2. optimization method according to claim 1, it is characterized in that, also comprise step: if the Hash fingerprint of described piecemeal is not present in described Hash fingerprint base, call node assigning process, to select underload node, described piecemeal is stored in described underload node, the information of described piecemeal is added in described Hash fingerprint base.

3. optimization method according to claim 1, it is characterized in that, also comprise step: if the number of references of piecemeal described in described Hash fingerprint base is not more than threshold value and number of copies is not less than described threshold value, enter the described number of references by piecemeal described in described Hash fingerprint base and add 1 step.

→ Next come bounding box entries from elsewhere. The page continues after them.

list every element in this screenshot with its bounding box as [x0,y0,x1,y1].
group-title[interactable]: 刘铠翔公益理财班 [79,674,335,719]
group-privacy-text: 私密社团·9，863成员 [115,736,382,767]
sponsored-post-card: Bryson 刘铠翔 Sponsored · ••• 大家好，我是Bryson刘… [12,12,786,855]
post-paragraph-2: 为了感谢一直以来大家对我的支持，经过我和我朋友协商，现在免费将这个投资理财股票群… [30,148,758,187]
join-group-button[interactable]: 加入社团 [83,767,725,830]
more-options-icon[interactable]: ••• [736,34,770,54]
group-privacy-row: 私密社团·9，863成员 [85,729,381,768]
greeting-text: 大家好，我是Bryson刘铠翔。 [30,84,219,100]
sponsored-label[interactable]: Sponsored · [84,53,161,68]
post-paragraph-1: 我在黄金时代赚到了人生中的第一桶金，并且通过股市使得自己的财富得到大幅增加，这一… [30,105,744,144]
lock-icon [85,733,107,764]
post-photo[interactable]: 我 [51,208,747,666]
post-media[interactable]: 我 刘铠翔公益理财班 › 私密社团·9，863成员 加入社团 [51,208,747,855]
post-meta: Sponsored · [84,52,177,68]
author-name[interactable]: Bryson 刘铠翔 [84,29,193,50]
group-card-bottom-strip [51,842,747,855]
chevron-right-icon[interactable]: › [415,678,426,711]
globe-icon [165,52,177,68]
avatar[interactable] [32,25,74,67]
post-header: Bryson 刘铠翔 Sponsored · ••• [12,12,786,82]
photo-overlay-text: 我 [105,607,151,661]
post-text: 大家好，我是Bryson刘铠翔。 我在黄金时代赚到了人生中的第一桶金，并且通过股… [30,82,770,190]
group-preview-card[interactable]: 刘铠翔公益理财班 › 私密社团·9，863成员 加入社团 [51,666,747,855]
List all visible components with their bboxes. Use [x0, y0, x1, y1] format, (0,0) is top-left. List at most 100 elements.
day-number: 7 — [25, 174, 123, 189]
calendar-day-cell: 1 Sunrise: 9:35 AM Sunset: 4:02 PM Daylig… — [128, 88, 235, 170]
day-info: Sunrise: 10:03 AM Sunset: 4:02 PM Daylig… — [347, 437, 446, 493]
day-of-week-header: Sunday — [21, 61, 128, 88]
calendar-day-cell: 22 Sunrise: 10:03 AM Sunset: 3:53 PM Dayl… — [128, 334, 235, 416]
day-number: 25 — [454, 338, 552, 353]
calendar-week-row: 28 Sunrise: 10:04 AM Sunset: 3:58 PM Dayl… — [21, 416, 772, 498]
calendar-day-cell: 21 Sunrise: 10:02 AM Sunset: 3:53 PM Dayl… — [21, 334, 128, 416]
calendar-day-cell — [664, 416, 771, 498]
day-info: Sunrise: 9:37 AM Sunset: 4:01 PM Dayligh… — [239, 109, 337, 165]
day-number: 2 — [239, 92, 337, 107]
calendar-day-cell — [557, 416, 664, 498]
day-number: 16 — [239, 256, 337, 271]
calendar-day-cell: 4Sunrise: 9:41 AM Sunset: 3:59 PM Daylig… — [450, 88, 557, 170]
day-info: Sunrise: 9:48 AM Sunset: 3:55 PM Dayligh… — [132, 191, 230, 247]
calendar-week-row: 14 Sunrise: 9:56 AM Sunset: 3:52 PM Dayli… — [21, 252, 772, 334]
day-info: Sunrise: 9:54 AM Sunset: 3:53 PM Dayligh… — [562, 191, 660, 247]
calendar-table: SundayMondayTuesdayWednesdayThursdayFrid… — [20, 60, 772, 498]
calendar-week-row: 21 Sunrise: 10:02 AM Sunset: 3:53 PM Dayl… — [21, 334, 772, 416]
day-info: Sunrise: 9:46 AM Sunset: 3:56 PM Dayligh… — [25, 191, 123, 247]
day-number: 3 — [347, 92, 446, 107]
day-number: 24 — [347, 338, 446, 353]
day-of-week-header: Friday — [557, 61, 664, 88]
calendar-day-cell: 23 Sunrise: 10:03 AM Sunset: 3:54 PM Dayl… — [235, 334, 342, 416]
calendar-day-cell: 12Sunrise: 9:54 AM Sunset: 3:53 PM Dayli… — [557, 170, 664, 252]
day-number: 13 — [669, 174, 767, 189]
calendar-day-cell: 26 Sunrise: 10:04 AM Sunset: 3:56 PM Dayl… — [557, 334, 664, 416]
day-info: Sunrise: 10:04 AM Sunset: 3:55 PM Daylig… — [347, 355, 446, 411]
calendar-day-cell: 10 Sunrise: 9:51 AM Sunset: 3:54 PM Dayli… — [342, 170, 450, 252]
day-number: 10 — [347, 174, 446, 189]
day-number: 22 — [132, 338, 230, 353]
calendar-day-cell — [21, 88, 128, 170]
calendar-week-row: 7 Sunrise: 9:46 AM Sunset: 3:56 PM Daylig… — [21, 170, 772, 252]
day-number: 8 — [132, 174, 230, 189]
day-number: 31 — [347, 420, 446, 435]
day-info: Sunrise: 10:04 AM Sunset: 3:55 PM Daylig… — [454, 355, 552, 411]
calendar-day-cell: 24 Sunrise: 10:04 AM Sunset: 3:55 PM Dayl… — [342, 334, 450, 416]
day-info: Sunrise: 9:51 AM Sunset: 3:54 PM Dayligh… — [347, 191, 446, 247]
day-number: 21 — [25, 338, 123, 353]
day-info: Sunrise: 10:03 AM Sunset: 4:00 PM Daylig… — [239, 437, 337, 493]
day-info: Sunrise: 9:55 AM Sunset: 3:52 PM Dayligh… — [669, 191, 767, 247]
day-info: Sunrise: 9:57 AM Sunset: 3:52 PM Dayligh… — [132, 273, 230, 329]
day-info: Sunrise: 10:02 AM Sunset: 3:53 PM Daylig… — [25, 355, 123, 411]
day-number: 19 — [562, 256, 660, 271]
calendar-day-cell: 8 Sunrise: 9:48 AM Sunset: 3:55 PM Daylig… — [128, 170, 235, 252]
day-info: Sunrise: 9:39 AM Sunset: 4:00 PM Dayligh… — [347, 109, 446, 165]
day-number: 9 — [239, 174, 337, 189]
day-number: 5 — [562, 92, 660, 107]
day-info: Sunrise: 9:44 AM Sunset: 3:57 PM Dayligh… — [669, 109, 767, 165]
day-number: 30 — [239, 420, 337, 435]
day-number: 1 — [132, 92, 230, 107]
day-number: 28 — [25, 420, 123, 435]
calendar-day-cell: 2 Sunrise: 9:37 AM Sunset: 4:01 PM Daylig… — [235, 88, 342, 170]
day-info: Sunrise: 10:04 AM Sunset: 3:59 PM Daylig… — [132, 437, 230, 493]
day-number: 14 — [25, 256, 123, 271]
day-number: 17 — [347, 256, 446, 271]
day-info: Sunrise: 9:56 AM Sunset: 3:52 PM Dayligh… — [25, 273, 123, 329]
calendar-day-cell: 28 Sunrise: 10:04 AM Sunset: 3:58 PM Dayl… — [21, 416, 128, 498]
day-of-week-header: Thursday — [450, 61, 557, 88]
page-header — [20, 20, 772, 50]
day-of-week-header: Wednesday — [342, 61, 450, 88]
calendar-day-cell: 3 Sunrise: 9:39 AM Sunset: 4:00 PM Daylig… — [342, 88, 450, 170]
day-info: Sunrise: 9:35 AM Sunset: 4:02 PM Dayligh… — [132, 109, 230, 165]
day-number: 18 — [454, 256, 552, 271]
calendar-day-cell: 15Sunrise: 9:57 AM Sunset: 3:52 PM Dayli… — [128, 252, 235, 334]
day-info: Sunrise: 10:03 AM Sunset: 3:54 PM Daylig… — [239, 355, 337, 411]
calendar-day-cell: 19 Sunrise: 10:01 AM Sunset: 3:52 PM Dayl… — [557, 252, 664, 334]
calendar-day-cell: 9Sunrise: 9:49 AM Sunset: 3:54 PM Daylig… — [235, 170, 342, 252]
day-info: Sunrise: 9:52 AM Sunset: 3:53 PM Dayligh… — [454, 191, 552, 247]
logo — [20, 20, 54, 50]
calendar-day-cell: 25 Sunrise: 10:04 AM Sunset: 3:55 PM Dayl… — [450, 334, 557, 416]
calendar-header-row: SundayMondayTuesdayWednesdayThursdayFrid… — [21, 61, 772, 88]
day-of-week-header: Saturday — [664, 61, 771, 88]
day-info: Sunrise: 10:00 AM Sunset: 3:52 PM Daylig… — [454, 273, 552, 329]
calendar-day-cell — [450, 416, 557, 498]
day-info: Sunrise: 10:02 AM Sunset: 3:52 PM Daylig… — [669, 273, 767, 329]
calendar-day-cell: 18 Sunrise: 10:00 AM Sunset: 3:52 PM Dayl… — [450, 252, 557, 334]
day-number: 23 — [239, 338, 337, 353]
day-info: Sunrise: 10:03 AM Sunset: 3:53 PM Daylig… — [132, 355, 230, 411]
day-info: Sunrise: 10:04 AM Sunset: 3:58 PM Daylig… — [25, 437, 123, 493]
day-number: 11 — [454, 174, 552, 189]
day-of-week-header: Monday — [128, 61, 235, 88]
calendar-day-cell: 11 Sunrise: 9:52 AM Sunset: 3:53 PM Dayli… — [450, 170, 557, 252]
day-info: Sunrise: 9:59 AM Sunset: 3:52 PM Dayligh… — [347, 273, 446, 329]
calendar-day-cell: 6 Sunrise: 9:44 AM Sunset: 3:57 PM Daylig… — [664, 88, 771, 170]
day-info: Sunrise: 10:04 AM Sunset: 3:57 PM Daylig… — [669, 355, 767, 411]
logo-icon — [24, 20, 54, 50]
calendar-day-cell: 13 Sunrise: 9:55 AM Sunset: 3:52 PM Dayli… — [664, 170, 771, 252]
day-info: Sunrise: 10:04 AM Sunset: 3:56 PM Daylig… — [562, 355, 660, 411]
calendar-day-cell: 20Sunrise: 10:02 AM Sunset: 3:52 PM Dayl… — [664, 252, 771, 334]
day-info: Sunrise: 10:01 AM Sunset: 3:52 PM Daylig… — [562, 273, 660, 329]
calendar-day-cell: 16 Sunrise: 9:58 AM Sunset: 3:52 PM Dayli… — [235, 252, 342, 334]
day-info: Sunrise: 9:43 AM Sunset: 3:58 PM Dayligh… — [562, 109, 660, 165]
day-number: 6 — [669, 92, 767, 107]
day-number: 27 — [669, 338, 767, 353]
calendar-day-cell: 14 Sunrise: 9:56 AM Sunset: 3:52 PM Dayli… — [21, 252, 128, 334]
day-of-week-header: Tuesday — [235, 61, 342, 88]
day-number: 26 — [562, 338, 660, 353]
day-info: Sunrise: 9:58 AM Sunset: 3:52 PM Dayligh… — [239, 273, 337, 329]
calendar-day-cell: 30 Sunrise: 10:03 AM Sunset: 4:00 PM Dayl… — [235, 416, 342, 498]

4. optimization method according to claim 1, it is characterized in that, also comprise step: if the information of described piecemeal is not present in described concordance list, the information of described piecemeal is added in described concordance list, and described in entering, call node assigning process, to select the step of underload node.

5. optimization method according to claim 1, is characterized in that, described in call node assigning process, to select the step of underload node to comprise:

Judge whether current idle load queue is empty;

If described current idle load queue is empty, judge whether current underload queue is empty;

If described current underload queue is empty, judge whether current heavy duty queue is empty;

If described current heavy duty queue is empty, judge whether current sleep queue is empty;

If described current sleep queue is not empty, wake the memory node in dormant state up;

The system of sending is without the notice of available underload node.

6. optimization method according to claim 5, it is characterized in that, the described node assigning process that calls, take and select the step of underload node also to comprise: if described current idle load queue is not sky, memory allocated space on first memory node of described current idle load queue.

7. optimization method according to claim 5, it is characterized in that, the described node assigning process that calls, take and select the step of underload node also to comprise: if described current underload queue is not sky, memory allocated space on first memory node in described current underload queue.

8. optimization method according to claim 5, it is characterized in that, the described node assigning process that calls, take and select the step of underload node also to comprise: if described current heavy duty queue is as empty, described in entering, send system without the step of the notice of available underload node.

9. optimization method according to claim 5, it is characterized in that, the described node assigning process that calls, take and select the step of underload node also to comprise: if described current dormancy load queue is as empty, described in entering, send system without the step of the notice of available underload node.

10. optimization method according to claim 1, is characterized in that: the information of described piecemeal comprises Hash fingerprint, number of references and the address of described piecemeal.